Tüketiciyi Koruma Derneği (TükoDer) // Merkez Yönetim Kurulu
1972 yılından bu yana, Dünyada ve ülkemizde 5 Haziran tarihi “Dünya Çevre Günü”, ayrıca ülkemizde ise 5-11 Haziran tarihleri arası “Çevre Haftası” olarak kutlanmaktadır.
Çevre, doğa, yılda sadece bu günlerde birkaç süslü sözlerle anılamaz. Yıllardır ülkemizde süre gelen çevre ve doğa katliamlarına karşı verilen mücadelelere yetkililer kulaklarını tıkamaya devam etmektedir ve hatta bu mücadeleleri bizzat engellemektedir.
Bugün 5 Haziran çevre günü olması nedeniyle, Tüketiciyi Koruma Derneği (TÜKODER) olarak, 5 Temmuz 1986 tarihinde Birleşmiş Milletler tarafından kabul edilen Evrensel Tüketici haklarından olan “Sağlıklı Çevrede Yaşam Hakkı” ve ‘Sağlık ve Güvenliğin Korunması Hakkı’nı tüketicilerin vazgeçilmez haklarından olduğunu yetkililere hatırlatmak istiyoruz.
Sağlık şartlarına uygun, ekolojik dengenin bozulmadığı, temiz hava, yeterli ve temiz su, daha çok yeşil alan, sağlıklı ve kaliteli alt yapı hizmetlerinin bulunduğu yaşama alanlarımızın olduğu, sağlıklı çevrede yaşama hakkımızı kullanarak sağlık ve güvenliğimizin korunmasını istiyoruz. Her tüketicinin bu temel ihtiyaçlarının giderilmesi hükümetlerin görevi olduğu Anayasamızın 172. maddesinde güvence altına alınmıştır.
Doğayı ve yaşam alanlarını katleden projeler, şehirlerin, ormanların, koruların, parkların, yaşam alanlarının talan eden faaliyetler, sürekli artmakta olan çevre kirliliği, koruma alanların koruma statülerinin kaldırılması, meralar, milli parklar, ormanlar, tarım alanları, sulak alanlar, zeytinlikler, doğanın ve çevrenin korunması ruhundan uzak çeşitli gerekçeler ve kararlar ile ranta, talana, yağmaya kurban edilerek nefes alınamaz beton yığınlarına dönüştürülmek istenmesi, ÇED yönetmeliği ve Kentsel Dönüşüm Yönetmeliği’nde yapılan değişiklikler doğanın ve çevrenin idam fermanının imzalanması ve Türkiye’nin ekolojik geleceğinin ipotek altına alınması demektir. Sağlıklı çevrede yaşam hakkımızın yok edilmesi demektir, çocuklarımızın geleceğinin yok edilmesi demektir.

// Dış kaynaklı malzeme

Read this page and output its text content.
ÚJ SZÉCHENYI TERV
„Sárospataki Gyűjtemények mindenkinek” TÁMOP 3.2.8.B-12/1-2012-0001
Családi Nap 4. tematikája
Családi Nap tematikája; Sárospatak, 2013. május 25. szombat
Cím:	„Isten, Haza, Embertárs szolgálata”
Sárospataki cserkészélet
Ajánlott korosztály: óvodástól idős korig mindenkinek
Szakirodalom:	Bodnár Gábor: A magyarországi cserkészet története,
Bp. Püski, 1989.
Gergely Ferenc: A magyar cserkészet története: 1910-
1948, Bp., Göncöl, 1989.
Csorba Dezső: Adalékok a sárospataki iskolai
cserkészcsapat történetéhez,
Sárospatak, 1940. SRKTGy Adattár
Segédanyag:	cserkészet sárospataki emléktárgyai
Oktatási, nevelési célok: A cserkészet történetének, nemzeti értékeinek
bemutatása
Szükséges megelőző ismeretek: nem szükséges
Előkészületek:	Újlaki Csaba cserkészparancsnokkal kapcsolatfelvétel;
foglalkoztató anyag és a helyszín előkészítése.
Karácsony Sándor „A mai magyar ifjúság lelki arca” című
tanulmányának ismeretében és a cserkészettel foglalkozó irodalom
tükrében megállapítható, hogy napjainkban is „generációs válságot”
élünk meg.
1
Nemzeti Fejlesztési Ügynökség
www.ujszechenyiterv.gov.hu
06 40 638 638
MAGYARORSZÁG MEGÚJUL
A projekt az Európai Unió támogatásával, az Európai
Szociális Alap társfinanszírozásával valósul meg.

Bugün meralardan hayvan başına para alınmakta, hayvancılık çiftçilik artık iyice bitirilmektedir. Doğa bu şekilde parayla satılamaz. Yoksa artık meraya dışkısını bırakan hayvanlardan tuvalet ücreti alınacaktır.
Biz tüketiciler çevresi ile doğası ile tarihi ve kültürel değerleri ile yaşanabilir bir Türkiye’de yaşamak istiyoruz. Evrensel Tüketici haklarından doğan haklarımızı yaşamak istiyoruz. Beton duvarlar arasında çölleşmiş bir Türkiye’de yaşamak istemiyoruz. Bu nedenle kamuoyunu ve yetkilileri duyarlı olmaya çağırıyoruz.
Son ırmak kurumadan, son ağaç yok olmadan, son balık ölmeden, yeşilimiz yok olmadan, derelerimiz kurumadan, endemik bitkilerimiz yok olmadan, sağlığımızda önlenemez hastalıklara yol açmadan; paranın (rantın) yenmeyen bir şey olduğunu 5 Haziran Çevre Günü nedeniyle bir kez daha hatırlanmasını ve doğamızın atalarımızdan miras ve gelecek kuşaklara iletilmek üzere emanet olduğunun bilinmesi istiyoruz.